Yoshihiko Noda (left in photo), Japan's sixth prime minister in six years and the third since the 2009 election win by the Democratic Party of Justice (DPJ), had announced on that Wednesday he would call the election. He made it official on Friday, dissolving the lower house of Japan's parliament, the Diet.

"I want to seek a mandate from the people," Noda told reporters. The poll is due December 16.

In exchange, Noda secured multiple concessions Friday at the outgoing parliament's closing session, including a deficit-financing agreement allowing the government to issue bonds worth 38.3 trillion yen (477 billion dollars), without which Japan would have gone broke at the end of November.

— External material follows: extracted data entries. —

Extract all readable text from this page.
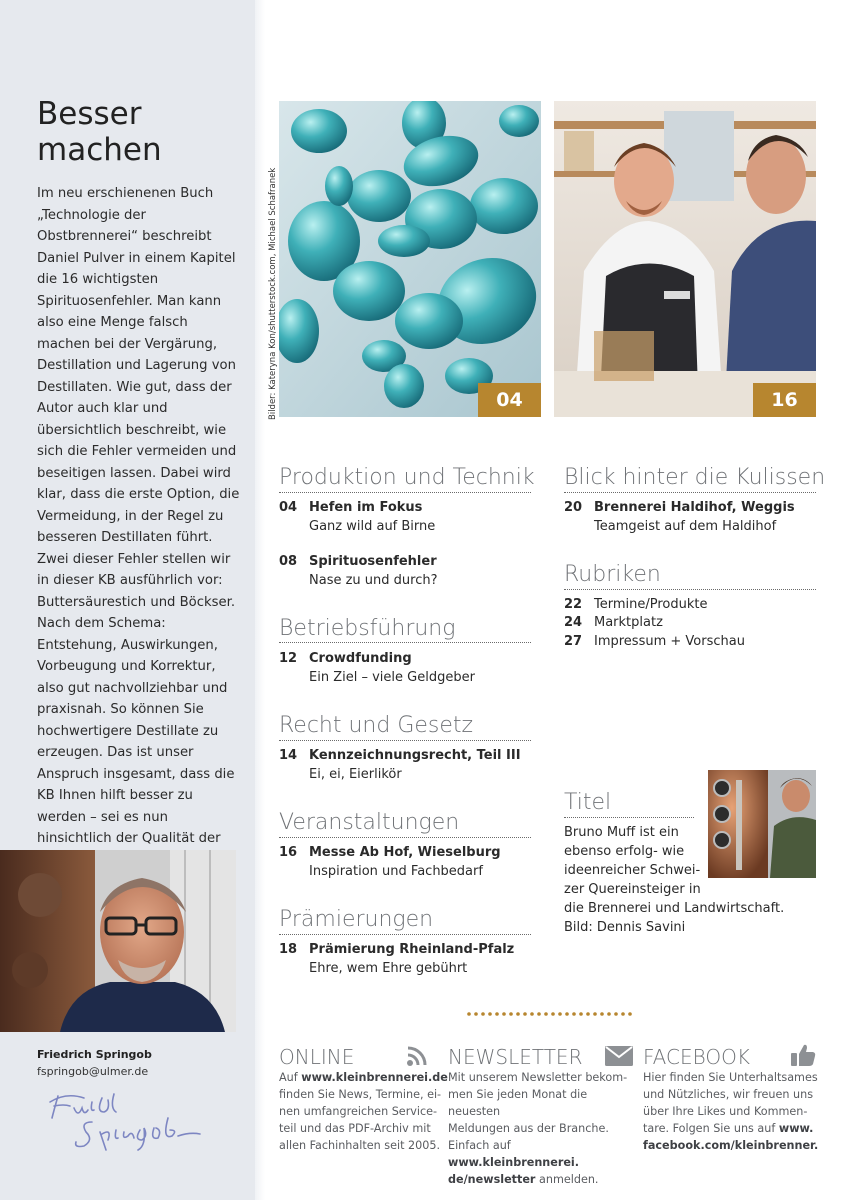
Besser
machen

Im neu erschienenen Buch „Technologie der Obstbrennerei“ beschreibt Daniel Pulver in einem Kapitel die 16 wichtigsten Spirituosenfehler. Man kann also eine Menge falsch machen bei der Vergärung, Destillation und Lagerung von Destillaten. Wie gut, dass der Autor auch klar und übersichtlich beschreibt, wie sich die Fehler vermeiden und beseitigen lassen. Dabei wird klar, dass die erste Option, die Vermeidung, in der Regel zu besseren Destillaten führt. Zwei dieser Fehler stellen wir in dieser KB ausführlich vor: Buttersäurestich und Böckser. Nach dem Schema: Entstehung, Auswirkungen, Vorbeugung und Korrektur, also gut nachvollziehbar und praxisnah. So können Sie hochwertigere Destillate zu erzeugen. Das ist unser Anspruch insgesamt, dass die KB Ihnen hilft besser zu werden – sei es nun hinsichtlich der Qualität der

Friedrich Springob
fspringob@ulmer.de
04
Bilder: Kateryna Kon/shutterstock.com, Michael Schafranek	16
Produktion und Technik
04 Hefen im Fokus
Ganz wild auf Birne
08 Spirituosenfehler
Nase zu und durch?
Betriebsführung
12 Crowdfunding
Ein Ziel – viele Geldgeber
Recht und Gesetz
14 Kennzeichnungsrecht, Teil III
Ei, ei, Eierlikör
Veranstaltungen
16 Messe Ab Hof, Wieselburg
Inspiration und Fachbedarf
Prämierungen
18 Prämierung Rheinland-Pfalz
Ehre, wem Ehre gebührt
Blick hinter die Kulissen
20 Brennerei Haldihof, Weggis
Teamgeist auf dem Haldihof
Rubriken
22 Termine/Produkte
24 Marktplatz
27 Impressum + Vorschau
Titel
Bruno Muff ist ein
ebenso erfolg- wie
ideenreicher Schwei-
zer Quereinsteiger in
die Brennerei und Landwirtschaft.
Bild: Dennis Savini
ONLINE
Auf www.kleinbrennerei.de
finden Sie News, Termine, ei-
nen umfangreichen Service-
teil und das PDF-Archiv mit
allen Fachinhalten seit 2005.
NEWSLETTER
Mit unserem Newsletter bekom-
men Sie jeden Monat die neuesten
Meldungen aus der Branche.
Einfach auf www.kleinbrennerei.
de/newsletter anmelden.
FACEBOOK
Hier finden Sie Unterhaltsames
und Nützliches, wir freuen uns
über Ihre Likes und Kommen-
tare. Folgen Sie uns auf www.
facebook.com/kleinbrenner.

Because of the hold-up in its passage, the government had to cut spending and, without the bonds, had been expected to run out of money for everything but essential services by the end of this month. Electoral reforms were also passed, reducing the number of seats in the Diet.

Japan vor Neuwahlen # 16.11.2012 # japan07e # Journal englisch

Out with the new

Noda had already promised in August to hold an election "soon" in order to secure opposition support on legislation to double the country's sales tax. In a debate on Wednesday, he had pledged to dissolve parliament and set the wheels in motion for a vote in exchange for opposition support on the financing bill and the proposed electoral reform.

Japan's Liberal Democratic Party (LDP), which ruled almost uninterrupted for half a century before the DPJ swept to power in 2009, agreed to those terms.

The DPJ portrayed the policy changes, some of which enable the heavily indebted country to take out further loans and to meet upcoming repayment deadlines, as a national priority so pressing as to warrant the early vote.

Commentators say no single party will have the numbers to govern alone after the election, with an untidy coalition of the conservative LDP and smaller fringe parties seen as a likely outcome.